Different segments in oil and gas, such as maintenance, procurement, subsurface, and topsides operations, historically have been compartmentalized, working independently of one another. Those boundaries are becoming less defined because of the trend toward more integrated, intelligent operations. AI itself has an interdisciplinary nature, with its specialists coming from a variety of backgrounds that include neuroscience, signal processing, mathematics, statistics, and computer science.

One of the goals of AI in upstream operations is personnel strategy optimization to minimize risk to people. Supply chain optimization is another area where AI has excelled and been widely applied over the years in other industries. It may find application in new plays such as the Eagle Ford shale, where development is at a different scale and pace in terms of the number of wells drilled, he said.

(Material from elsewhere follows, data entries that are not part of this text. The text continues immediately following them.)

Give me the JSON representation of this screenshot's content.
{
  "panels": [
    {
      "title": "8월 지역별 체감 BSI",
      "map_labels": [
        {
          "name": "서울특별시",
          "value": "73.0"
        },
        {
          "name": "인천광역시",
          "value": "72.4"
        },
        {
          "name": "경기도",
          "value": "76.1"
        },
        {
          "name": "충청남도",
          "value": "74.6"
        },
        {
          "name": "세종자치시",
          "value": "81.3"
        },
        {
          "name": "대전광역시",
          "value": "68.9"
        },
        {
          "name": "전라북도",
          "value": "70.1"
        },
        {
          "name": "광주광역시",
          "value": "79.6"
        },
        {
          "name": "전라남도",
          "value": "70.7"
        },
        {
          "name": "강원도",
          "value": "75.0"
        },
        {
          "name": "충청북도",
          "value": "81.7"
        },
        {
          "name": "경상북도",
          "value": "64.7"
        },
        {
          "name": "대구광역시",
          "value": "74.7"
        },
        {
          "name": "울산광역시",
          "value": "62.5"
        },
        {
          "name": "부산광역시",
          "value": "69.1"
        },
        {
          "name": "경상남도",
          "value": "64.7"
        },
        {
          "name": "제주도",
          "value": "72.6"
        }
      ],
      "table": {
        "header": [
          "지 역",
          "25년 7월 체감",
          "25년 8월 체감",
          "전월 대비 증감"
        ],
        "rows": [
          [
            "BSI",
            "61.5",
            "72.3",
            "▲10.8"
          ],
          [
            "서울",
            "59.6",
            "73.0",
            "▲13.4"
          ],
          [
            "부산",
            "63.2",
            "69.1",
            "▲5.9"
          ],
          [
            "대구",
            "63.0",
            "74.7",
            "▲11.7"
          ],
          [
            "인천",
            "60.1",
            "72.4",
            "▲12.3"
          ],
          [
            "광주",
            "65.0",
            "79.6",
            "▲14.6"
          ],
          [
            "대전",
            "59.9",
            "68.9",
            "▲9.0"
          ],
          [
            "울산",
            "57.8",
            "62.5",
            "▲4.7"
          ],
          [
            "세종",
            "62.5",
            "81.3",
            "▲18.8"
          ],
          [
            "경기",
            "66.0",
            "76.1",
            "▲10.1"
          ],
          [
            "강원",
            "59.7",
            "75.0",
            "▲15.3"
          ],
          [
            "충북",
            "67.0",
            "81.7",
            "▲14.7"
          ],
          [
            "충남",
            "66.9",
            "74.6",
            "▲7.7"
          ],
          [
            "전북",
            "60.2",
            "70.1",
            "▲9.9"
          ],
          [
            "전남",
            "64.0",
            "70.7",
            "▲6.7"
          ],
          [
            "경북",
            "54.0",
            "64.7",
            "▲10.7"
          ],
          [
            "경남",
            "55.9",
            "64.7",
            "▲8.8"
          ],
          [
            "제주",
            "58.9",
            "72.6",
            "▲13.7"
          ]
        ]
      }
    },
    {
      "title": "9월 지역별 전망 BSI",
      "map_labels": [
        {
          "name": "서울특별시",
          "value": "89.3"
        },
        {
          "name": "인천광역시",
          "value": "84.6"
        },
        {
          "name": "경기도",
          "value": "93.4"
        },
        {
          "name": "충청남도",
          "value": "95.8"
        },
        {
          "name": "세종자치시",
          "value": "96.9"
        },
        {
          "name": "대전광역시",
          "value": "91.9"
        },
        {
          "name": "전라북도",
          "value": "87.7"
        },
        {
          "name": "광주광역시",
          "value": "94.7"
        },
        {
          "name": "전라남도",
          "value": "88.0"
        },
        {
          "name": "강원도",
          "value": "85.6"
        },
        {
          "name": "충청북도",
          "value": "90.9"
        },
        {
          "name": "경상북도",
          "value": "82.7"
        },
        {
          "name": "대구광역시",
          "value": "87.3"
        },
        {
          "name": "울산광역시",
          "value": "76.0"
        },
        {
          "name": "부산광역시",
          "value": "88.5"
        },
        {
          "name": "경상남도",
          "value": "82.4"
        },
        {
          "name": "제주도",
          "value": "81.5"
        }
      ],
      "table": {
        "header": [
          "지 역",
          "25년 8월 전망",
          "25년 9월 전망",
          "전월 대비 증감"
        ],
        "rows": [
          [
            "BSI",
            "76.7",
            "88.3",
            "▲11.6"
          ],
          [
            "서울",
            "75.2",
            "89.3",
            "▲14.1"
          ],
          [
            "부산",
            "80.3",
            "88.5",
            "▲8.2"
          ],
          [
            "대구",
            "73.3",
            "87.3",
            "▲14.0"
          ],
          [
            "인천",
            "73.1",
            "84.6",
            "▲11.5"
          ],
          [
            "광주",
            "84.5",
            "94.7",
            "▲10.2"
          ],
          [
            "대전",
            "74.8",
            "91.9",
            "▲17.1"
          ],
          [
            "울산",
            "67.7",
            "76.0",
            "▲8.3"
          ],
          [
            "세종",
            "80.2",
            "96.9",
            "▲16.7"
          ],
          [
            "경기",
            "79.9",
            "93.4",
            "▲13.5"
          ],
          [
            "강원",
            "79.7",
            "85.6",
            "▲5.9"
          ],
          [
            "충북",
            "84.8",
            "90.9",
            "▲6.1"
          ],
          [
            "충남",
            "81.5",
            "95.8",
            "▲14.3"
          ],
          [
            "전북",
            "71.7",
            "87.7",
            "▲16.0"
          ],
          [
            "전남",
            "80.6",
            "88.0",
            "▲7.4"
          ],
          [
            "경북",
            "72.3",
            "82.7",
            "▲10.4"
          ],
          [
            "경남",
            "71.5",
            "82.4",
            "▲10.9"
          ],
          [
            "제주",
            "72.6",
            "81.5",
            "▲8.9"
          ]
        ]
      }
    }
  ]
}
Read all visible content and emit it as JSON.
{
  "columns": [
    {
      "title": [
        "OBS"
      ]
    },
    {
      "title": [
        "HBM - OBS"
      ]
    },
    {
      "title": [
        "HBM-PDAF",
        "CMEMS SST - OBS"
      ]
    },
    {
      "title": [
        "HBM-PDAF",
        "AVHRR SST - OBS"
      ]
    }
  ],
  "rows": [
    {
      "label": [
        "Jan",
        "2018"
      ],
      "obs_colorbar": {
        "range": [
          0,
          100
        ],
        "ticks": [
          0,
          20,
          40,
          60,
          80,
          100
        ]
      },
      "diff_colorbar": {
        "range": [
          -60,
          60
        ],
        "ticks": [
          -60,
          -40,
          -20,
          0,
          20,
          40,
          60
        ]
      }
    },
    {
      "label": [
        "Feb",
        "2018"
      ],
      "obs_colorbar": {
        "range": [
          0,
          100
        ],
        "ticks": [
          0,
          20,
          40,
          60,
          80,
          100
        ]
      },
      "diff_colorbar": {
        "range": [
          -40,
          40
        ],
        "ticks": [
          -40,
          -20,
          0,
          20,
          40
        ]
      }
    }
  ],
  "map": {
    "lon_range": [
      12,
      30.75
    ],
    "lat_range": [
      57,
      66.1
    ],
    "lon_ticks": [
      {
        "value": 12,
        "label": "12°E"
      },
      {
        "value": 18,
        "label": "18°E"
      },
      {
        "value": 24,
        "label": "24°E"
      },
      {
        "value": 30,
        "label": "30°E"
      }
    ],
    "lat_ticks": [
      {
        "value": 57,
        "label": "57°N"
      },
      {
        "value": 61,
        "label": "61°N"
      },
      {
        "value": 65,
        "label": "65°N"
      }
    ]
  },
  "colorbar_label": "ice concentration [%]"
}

The boundaries among the up-stream disciplines have become less defined, but an integrated, intelligent system dealing with the total exploration and production operation has not yet emerged, Smith said. “However, we have all been surprised by how far you can get with big data, coupled with the relatively simple models. We can see this in action today with online translation and speech recognition systems. I expect that trend to continue to play out in industries that depend on large amounts of data, and ours would be one of them,” he said.